Real World article
(written from a Production point of view)

Gary Nardino (26 August 193531 January 1998; age 62) was a producer and former Paramount executive from Paterson, New Jersey and was the Executive Producer of Star Trek III: The Search for Spock. In addition, although he was not credited, he supervised production (for Paramount) of Star Trek II: The Wrath of Khan.

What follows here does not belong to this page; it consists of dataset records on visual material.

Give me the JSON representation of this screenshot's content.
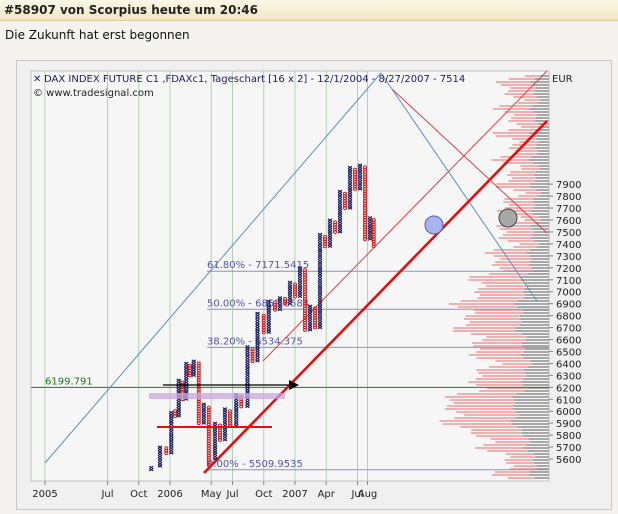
{
  "post": {
    "title": "#58907 von Scorpius heute um 20:46",
    "subtitle": "Die Zukunft hat erst begonnen"
  },
  "chart_data": {
    "type": "point-and-figure",
    "title": "DAX INDEX FUTURE C1 ,FDAXc1, Tageschart [16 x 2] - 12/1/2004 - 8/27/2007 - 7514",
    "watermark": "© www.tradesignal.com",
    "y_unit": "EUR",
    "y_ticks": [
      5600,
      5700,
      5800,
      5900,
      6000,
      6100,
      6200,
      6300,
      6400,
      6500,
      6600,
      6700,
      6800,
      6900,
      7000,
      7100,
      7200,
      7300,
      7400,
      7500,
      7600,
      7700,
      7800,
      7900
    ],
    "x_ticks": [
      {
        "label": "2005",
        "t": 2005.0
      },
      {
        "label": "Jul",
        "t": 2005.5
      },
      {
        "label": "Oct",
        "t": 2005.75
      },
      {
        "label": "2006",
        "t": 2006.0
      },
      {
        "label": "May",
        "t": 2006.33
      },
      {
        "label": "Jul",
        "t": 2006.5
      },
      {
        "label": "Oct",
        "t": 2006.75
      },
      {
        "label": "2007",
        "t": 2007.0
      },
      {
        "label": "Apr",
        "t": 2007.25
      },
      {
        "label": "Jul",
        "t": 2007.5
      },
      {
        "label": "Aug",
        "t": 2007.58
      }
    ],
    "fib_levels": [
      {
        "label": "61.80% - 7171.5415",
        "value": 7171.5
      },
      {
        "label": "50.00% - 6852.6584",
        "value": 6852.7
      },
      {
        "label": "38.20% - 6534.375",
        "value": 6534.4
      },
      {
        "label": "0.00% - 5509.9535",
        "value": 5510
      }
    ],
    "support_level": {
      "label": "6199.791",
      "value": 6199.8
    },
    "columns": [
      {
        "t": 2005.85,
        "type": "X",
        "low": 5510,
        "high": 5540
      },
      {
        "t": 2005.92,
        "type": "X",
        "low": 5540,
        "high": 5700
      },
      {
        "t": 2005.97,
        "type": "O",
        "low": 5650,
        "high": 5700
      },
      {
        "t": 2006.01,
        "type": "X",
        "low": 5650,
        "high": 5990
      },
      {
        "t": 2006.04,
        "type": "O",
        "low": 5960,
        "high": 6000
      },
      {
        "t": 2006.07,
        "type": "X",
        "low": 5960,
        "high": 6260
      },
      {
        "t": 2006.1,
        "type": "O",
        "low": 6100,
        "high": 6250
      },
      {
        "t": 2006.13,
        "type": "X",
        "low": 6100,
        "high": 6400
      },
      {
        "t": 2006.16,
        "type": "O",
        "low": 6300,
        "high": 6380
      },
      {
        "t": 2006.19,
        "type": "X",
        "low": 6300,
        "high": 6430
      },
      {
        "t": 2006.23,
        "type": "O",
        "low": 5900,
        "high": 6410
      },
      {
        "t": 2006.27,
        "type": "X",
        "low": 5900,
        "high": 6060
      },
      {
        "t": 2006.31,
        "type": "O",
        "low": 5550,
        "high": 6040
      },
      {
        "t": 2006.36,
        "type": "X",
        "low": 5600,
        "high": 5900
      },
      {
        "t": 2006.4,
        "type": "O",
        "low": 5760,
        "high": 5880
      },
      {
        "t": 2006.44,
        "type": "X",
        "low": 5760,
        "high": 6020
      },
      {
        "t": 2006.48,
        "type": "O",
        "low": 5880,
        "high": 6000
      },
      {
        "t": 2006.53,
        "type": "X",
        "low": 5880,
        "high": 6140
      },
      {
        "t": 2006.57,
        "type": "O",
        "low": 6040,
        "high": 6120
      },
      {
        "t": 2006.62,
        "type": "X",
        "low": 6040,
        "high": 6550
      },
      {
        "t": 2006.66,
        "type": "O",
        "low": 6420,
        "high": 6530
      },
      {
        "t": 2006.7,
        "type": "X",
        "low": 6420,
        "high": 6820
      },
      {
        "t": 2006.75,
        "type": "O",
        "low": 6660,
        "high": 6800
      },
      {
        "t": 2006.79,
        "type": "X",
        "low": 6660,
        "high": 6930
      },
      {
        "t": 2006.84,
        "type": "O",
        "low": 6850,
        "high": 6920
      },
      {
        "t": 2006.88,
        "type": "X",
        "low": 6850,
        "high": 6960
      },
      {
        "t": 2006.92,
        "type": "O",
        "low": 6900,
        "high": 6940
      },
      {
        "t": 2006.96,
        "type": "X",
        "low": 6900,
        "high": 7080
      },
      {
        "t": 2007.0,
        "type": "O",
        "low": 6960,
        "high": 7060
      },
      {
        "t": 2007.04,
        "type": "X",
        "low": 6960,
        "high": 7200
      },
      {
        "t": 2007.08,
        "type": "O",
        "low": 6680,
        "high": 7180
      },
      {
        "t": 2007.12,
        "type": "X",
        "low": 6680,
        "high": 6880
      },
      {
        "t": 2007.16,
        "type": "O",
        "low": 6700,
        "high": 6860
      },
      {
        "t": 2007.2,
        "type": "X",
        "low": 6700,
        "high": 7480
      },
      {
        "t": 2007.24,
        "type": "O",
        "low": 7380,
        "high": 7460
      },
      {
        "t": 2007.28,
        "type": "X",
        "low": 7380,
        "high": 7600
      },
      {
        "t": 2007.32,
        "type": "O",
        "low": 7500,
        "high": 7580
      },
      {
        "t": 2007.36,
        "type": "X",
        "low": 7500,
        "high": 7840
      },
      {
        "t": 2007.4,
        "type": "O",
        "low": 7700,
        "high": 7820
      },
      {
        "t": 2007.44,
        "type": "X",
        "low": 7700,
        "high": 8040
      },
      {
        "t": 2007.48,
        "type": "O",
        "low": 7860,
        "high": 8020
      },
      {
        "t": 2007.52,
        "type": "X",
        "low": 7860,
        "high": 8060
      },
      {
        "t": 2007.56,
        "type": "O",
        "low": 7440,
        "high": 8040
      },
      {
        "t": 2007.6,
        "type": "X",
        "low": 7440,
        "high": 7620
      },
      {
        "t": 2007.63,
        "type": "O",
        "low": 7380,
        "high": 7600
      }
    ],
    "colors": {
      "x_mark": "#1a1e5c",
      "o_mark": "#d22020",
      "trend_main": "#e01010",
      "trend_thin": "#e04040",
      "channel_blue": "#5f8fbf",
      "fib_line": "#8e8ec8",
      "support_green": "#1e7a1e",
      "grid_green": "#b4d2b4",
      "volume_red": "#f0b0b0",
      "volume_gray": "#a8a8a8"
    }
  }
}
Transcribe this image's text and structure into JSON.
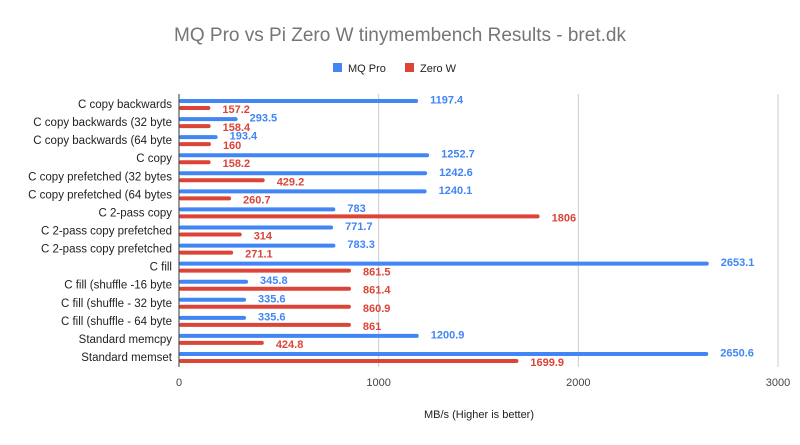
{
  "chart_data": {
    "type": "bar",
    "orientation": "horizontal",
    "title": "MQ Pro vs Pi Zero W tinymembench Results - bret.dk",
    "xlabel": "MB/s (Higher is better)",
    "ylabel": "",
    "xlim": [
      0,
      3000
    ],
    "xticks": [
      0,
      1000,
      2000,
      3000
    ],
    "grid": true,
    "legend_position": "top",
    "categories": [
      "C copy backwards",
      "C copy backwards (32 byte",
      "C copy backwards (64 byte",
      "C copy",
      "C copy prefetched (32 bytes",
      "C copy prefetched (64 bytes",
      "C 2-pass copy",
      "C 2-pass copy prefetched",
      "C 2-pass copy prefetched",
      "C fill",
      "C fill (shuffle -16 byte",
      "C fill (shuffle - 32 byte",
      "C fill (shuffle - 64 byte",
      "Standard memcpy",
      "Standard memset"
    ],
    "series": [
      {
        "name": "MQ Pro",
        "color": "#4285f4",
        "values": [
          1197.4,
          293.5,
          193.4,
          1252.7,
          1242.6,
          1240.1,
          783,
          771.7,
          783.3,
          2653.1,
          345.8,
          335.6,
          335.6,
          1200.9,
          2650.6
        ]
      },
      {
        "name": "Zero W",
        "color": "#db4437",
        "values": [
          157.2,
          158.4,
          160,
          158.2,
          429.2,
          260.7,
          1806,
          314,
          271.1,
          861.5,
          861.4,
          860.9,
          861,
          424.8,
          1699.9
        ]
      }
    ]
  }
}
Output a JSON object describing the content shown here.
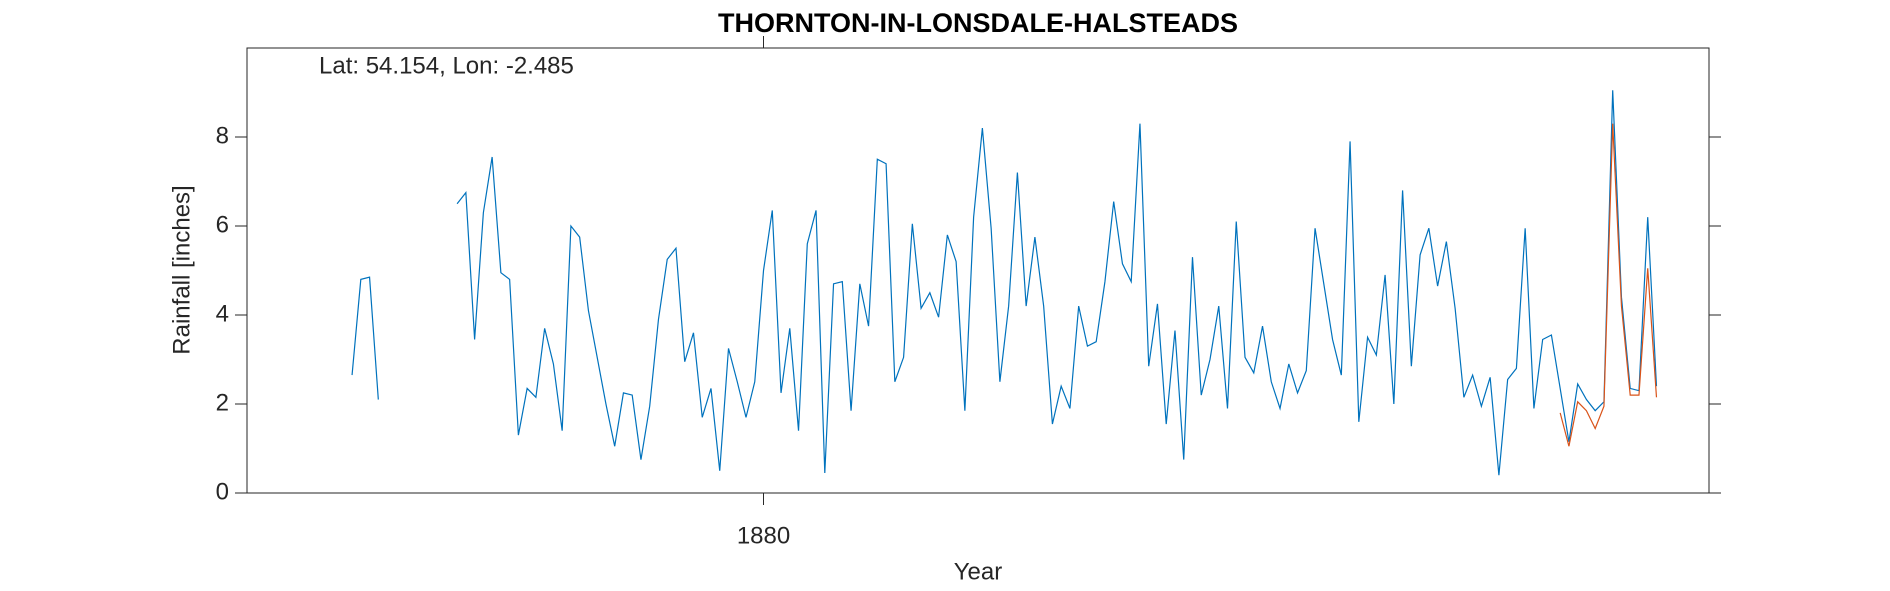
{
  "chart_data": {
    "type": "line",
    "title": "THORNTON-IN-LONSDALE-HALSTEADS",
    "annotation": "Lat: 54.154, Lon: -2.485",
    "xlabel": "Year",
    "ylabel": "Rainfall [inches]",
    "xlim": [
      1821,
      1988
    ],
    "xticks": [
      1880
    ],
    "ylim": [
      0,
      10
    ],
    "yticks": [
      0,
      2,
      4,
      6,
      8
    ],
    "grid": false,
    "x": [
      1833,
      1834,
      1835,
      1836,
      1837,
      1838,
      1839,
      1840,
      1841,
      1842,
      1843,
      1844,
      1845,
      1846,
      1847,
      1848,
      1849,
      1850,
      1851,
      1852,
      1853,
      1854,
      1855,
      1856,
      1857,
      1858,
      1859,
      1860,
      1861,
      1862,
      1863,
      1864,
      1865,
      1866,
      1867,
      1868,
      1869,
      1870,
      1871,
      1872,
      1873,
      1874,
      1875,
      1876,
      1877,
      1878,
      1879,
      1880,
      1881,
      1882,
      1883,
      1884,
      1885,
      1886,
      1887,
      1888,
      1889,
      1890,
      1891,
      1892,
      1893,
      1894,
      1895,
      1896,
      1897,
      1898,
      1899,
      1900,
      1901,
      1902,
      1903,
      1904,
      1905,
      1906,
      1907,
      1908,
      1909,
      1910,
      1911,
      1912,
      1913,
      1914,
      1915,
      1916,
      1917,
      1918,
      1919,
      1920,
      1921,
      1922,
      1923,
      1924,
      1925,
      1926,
      1927,
      1928,
      1929,
      1930,
      1931,
      1932,
      1933,
      1934,
      1935,
      1936,
      1937,
      1938,
      1939,
      1940,
      1941,
      1942,
      1943,
      1944,
      1945,
      1946,
      1947,
      1948,
      1949,
      1950,
      1951,
      1952,
      1953,
      1954,
      1955,
      1956,
      1957,
      1958,
      1959,
      1960,
      1961,
      1962,
      1963,
      1964,
      1965,
      1966,
      1967,
      1968,
      1969,
      1970,
      1971,
      1972,
      1973,
      1974,
      1975,
      1976,
      1977,
      1978,
      1979,
      1980,
      1981,
      1982
    ],
    "series": [
      {
        "color": "#0072bd",
        "values": [
          2.65,
          4.8,
          4.85,
          2.1,
          null,
          null,
          null,
          null,
          null,
          null,
          null,
          null,
          6.5,
          6.75,
          3.45,
          6.3,
          7.55,
          4.95,
          4.8,
          1.3,
          2.35,
          2.15,
          3.7,
          2.9,
          1.4,
          6.0,
          5.75,
          4.1,
          3.05,
          2.0,
          1.05,
          2.25,
          2.2,
          0.75,
          1.95,
          3.9,
          5.25,
          5.5,
          2.95,
          3.6,
          1.7,
          2.35,
          0.5,
          3.25,
          2.5,
          1.7,
          2.5,
          5.0,
          6.35,
          2.25,
          3.7,
          1.4,
          5.6,
          6.35,
          0.45,
          4.7,
          4.75,
          1.85,
          4.7,
          3.75,
          7.5,
          7.4,
          2.5,
          3.05,
          6.05,
          4.15,
          4.5,
          3.95,
          5.8,
          5.2,
          1.85,
          6.2,
          8.2,
          5.95,
          2.5,
          4.2,
          7.2,
          4.2,
          5.75,
          4.2,
          1.55,
          2.4,
          1.9,
          4.2,
          3.3,
          3.4,
          4.75,
          6.55,
          5.15,
          4.75,
          8.3,
          2.85,
          4.25,
          1.55,
          3.65,
          0.75,
          5.3,
          2.2,
          3.0,
          4.2,
          1.9,
          6.1,
          3.05,
          2.7,
          3.75,
          2.5,
          1.9,
          2.9,
          2.25,
          2.75,
          5.95,
          4.7,
          3.45,
          2.65,
          7.9,
          1.6,
          3.5,
          3.1,
          4.9,
          2.0,
          6.8,
          2.85,
          5.35,
          5.95,
          4.65,
          5.65,
          4.15,
          2.15,
          2.65,
          1.95,
          2.6,
          0.4,
          2.55,
          2.8,
          5.95,
          1.9,
          3.45,
          3.55,
          2.35,
          1.15,
          2.45,
          2.1,
          1.85,
          2.05,
          9.05,
          4.4,
          2.35,
          2.3,
          6.2,
          2.4
        ]
      },
      {
        "color": "#d95319",
        "values": [
          null,
          null,
          null,
          null,
          null,
          null,
          null,
          null,
          null,
          null,
          null,
          null,
          null,
          null,
          null,
          null,
          null,
          null,
          null,
          null,
          null,
          null,
          null,
          null,
          null,
          null,
          null,
          null,
          null,
          null,
          null,
          null,
          null,
          null,
          null,
          null,
          null,
          null,
          null,
          null,
          null,
          null,
          null,
          null,
          null,
          null,
          null,
          null,
          null,
          null,
          null,
          null,
          null,
          null,
          null,
          null,
          null,
          null,
          null,
          null,
          null,
          null,
          null,
          null,
          null,
          null,
          null,
          null,
          null,
          null,
          null,
          null,
          null,
          null,
          null,
          null,
          null,
          null,
          null,
          null,
          null,
          null,
          null,
          null,
          null,
          null,
          null,
          null,
          null,
          null,
          null,
          null,
          null,
          null,
          null,
          null,
          null,
          null,
          null,
          null,
          null,
          null,
          null,
          null,
          null,
          null,
          null,
          null,
          null,
          null,
          null,
          null,
          null,
          null,
          null,
          null,
          null,
          null,
          null,
          null,
          null,
          null,
          null,
          null,
          null,
          null,
          null,
          null,
          null,
          null,
          null,
          null,
          null,
          null,
          null,
          null,
          null,
          null,
          1.8,
          1.05,
          2.05,
          1.85,
          1.45,
          1.95,
          8.3,
          4.2,
          2.2,
          2.2,
          5.05,
          2.15
        ]
      }
    ]
  }
}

After working as a talent agent, Nardino held positions as Vice President in charge of the television departments at the Ashley-Famous Agency (now ICM Partners) and William Morris Endeavor (where he previously worked as an agent) during the 1960s and 1970s. In 1977, he was named President of Paramount Television. During this time, he oversaw production on highly successful television series such as Happy Days (starring Don Most), Taxi (starring Search for Spock actor Christopher Lloyd), and Cheers (starring Kirstie Alley), as well as mini-series and TV movies like Shogun (starring John Rhys-Davies and W. Morgan Sheppard), A Woman Called Golda (starring Leonard Nimoy and produced by Harve Bennett), The Winds of War (featuring Peter Brocco, Michael Ensign, Ken Lynch, Byron Morrow, George Murdock, Lawrence Pressman, and Logan Ramsey).

In 1983, Nardino formed his own firm, Gary Nardino Productions, in affiliation with Paramount. Besides Star Trek III, the only other film he produced for Paramount Pictures was the 1986 drama Fire with Fire, which featured Star Trek: Voyager performers Virginia Madsen and Tim Russ and editing by Peter E. Berger. During his final year at Paramount Television, he executive produced the short-lived series Marblehead Manor, which starred Phil Morris.

In 1988, he became chief executive officer at Orion Pictures (where he supervised such productions as Bill & Ted's Excellent Adventure) and he later became co-president at North Hall Productions and an executive at Warner Bros. Television, for which he produced the science fiction series Time Trax and the police series Pacific Blue. It was while working on the latter series that Nardino died from complications of a stroke in 1998.